5 Limitations and future directions

A limitation of this study may be the focus on only affective learning outcomes in terms of primary students’ attitudes towards AR as a learning technology. Future studies should not only verify these results but also expand them to include additional variables such as cognitive learning outcomes, immersion, emotional attachment, or cognitive load and to clarify findings in this still underrepresented field of value-added media studies.

In addition, future studies may use other research designs, e.g., include pretesting or conduct randomized experiments to better control possible moderator variables. For this purpose, it would be advisable not to use different AR materials as in this study but rather to use the same AR materials. The focus in this study was on the comparison of mobile vision-based AR in different learning conditions, not on the content of these AR materials. Attention to content could be included in the future. The same applies to the question of whether different or the same content would be conveyed via see-through, spatial, location-based, web AR or vision-based (markerless) AR, including learning strategies that influence affective and/or cognitive learning outcomes.
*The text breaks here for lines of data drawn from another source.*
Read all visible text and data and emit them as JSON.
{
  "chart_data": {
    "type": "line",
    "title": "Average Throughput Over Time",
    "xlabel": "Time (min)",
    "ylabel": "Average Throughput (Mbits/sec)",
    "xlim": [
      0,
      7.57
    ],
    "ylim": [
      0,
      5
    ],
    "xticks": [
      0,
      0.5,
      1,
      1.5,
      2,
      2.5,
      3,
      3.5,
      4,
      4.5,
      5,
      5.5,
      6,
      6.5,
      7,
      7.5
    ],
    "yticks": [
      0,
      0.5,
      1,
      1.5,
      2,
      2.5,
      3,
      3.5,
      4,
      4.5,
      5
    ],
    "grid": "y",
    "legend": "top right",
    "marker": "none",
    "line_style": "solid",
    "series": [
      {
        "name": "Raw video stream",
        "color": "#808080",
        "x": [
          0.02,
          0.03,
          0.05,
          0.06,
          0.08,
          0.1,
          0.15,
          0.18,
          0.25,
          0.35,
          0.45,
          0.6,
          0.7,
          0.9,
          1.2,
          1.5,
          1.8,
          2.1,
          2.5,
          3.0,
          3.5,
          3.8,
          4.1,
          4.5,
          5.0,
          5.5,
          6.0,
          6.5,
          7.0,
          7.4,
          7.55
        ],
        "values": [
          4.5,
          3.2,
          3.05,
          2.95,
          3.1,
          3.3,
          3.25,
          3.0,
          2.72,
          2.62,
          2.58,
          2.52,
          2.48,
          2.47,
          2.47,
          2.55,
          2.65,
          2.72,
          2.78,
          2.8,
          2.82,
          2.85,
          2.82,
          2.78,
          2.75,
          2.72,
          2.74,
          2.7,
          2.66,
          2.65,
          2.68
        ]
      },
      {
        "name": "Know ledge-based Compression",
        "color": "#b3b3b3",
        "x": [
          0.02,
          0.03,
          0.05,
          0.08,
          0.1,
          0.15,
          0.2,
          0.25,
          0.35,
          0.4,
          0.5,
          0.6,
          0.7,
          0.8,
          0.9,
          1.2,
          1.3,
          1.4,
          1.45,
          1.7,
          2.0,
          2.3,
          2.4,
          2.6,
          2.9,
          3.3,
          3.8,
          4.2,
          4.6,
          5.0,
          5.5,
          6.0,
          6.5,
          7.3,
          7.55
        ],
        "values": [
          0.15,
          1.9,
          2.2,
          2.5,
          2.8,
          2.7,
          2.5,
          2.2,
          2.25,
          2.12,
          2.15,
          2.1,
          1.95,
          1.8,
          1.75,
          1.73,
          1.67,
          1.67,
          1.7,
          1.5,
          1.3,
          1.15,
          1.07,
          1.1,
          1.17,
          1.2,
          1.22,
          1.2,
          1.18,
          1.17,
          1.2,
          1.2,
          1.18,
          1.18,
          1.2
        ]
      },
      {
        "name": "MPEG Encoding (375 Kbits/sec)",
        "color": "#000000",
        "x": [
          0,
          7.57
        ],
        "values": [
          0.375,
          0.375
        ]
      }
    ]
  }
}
It would also be possible to use a within-subject designs to investigate the change in the dependent variable of a sample.

As always in such studies, it must be noted that the sample size was not large enough to make generally valid statements regarding the hypotheses. The ecological validity, on the other hand, can be classified as good since this study was carried out in the field under real classroom conditions.

6 Conclusion

In summary, the major contribution of this research is that the attitudes of primary school students towards the use of AR as a learning technology are very positive, and even the addition of learning strategies does not significantly diminish positive attitudes. The gender differences found relate solely to the accessibility factor, which can be explained by boys’ stronger self-confidence regarding computer skills.

The general assessment of learning with AR was slightly more negative for girls than for boys. This should definitely be further investigated and also taken into account in practical use. It can be recommended to prepare for the application via pretraining.

Although this study makes an important contribution to a subject area that has only recently become of more interest to the research community, the results presented here should be viewed only as a starting point. The present research indicates the need to conduct further investigations with additional variables, content and AR types.

For practical purposes, this contribution reveals important findings demonstrating that primary school students perceive AR not only as a playful and entertaining medium but also as a real learning medium which can contribute to effective and enjoyable learning.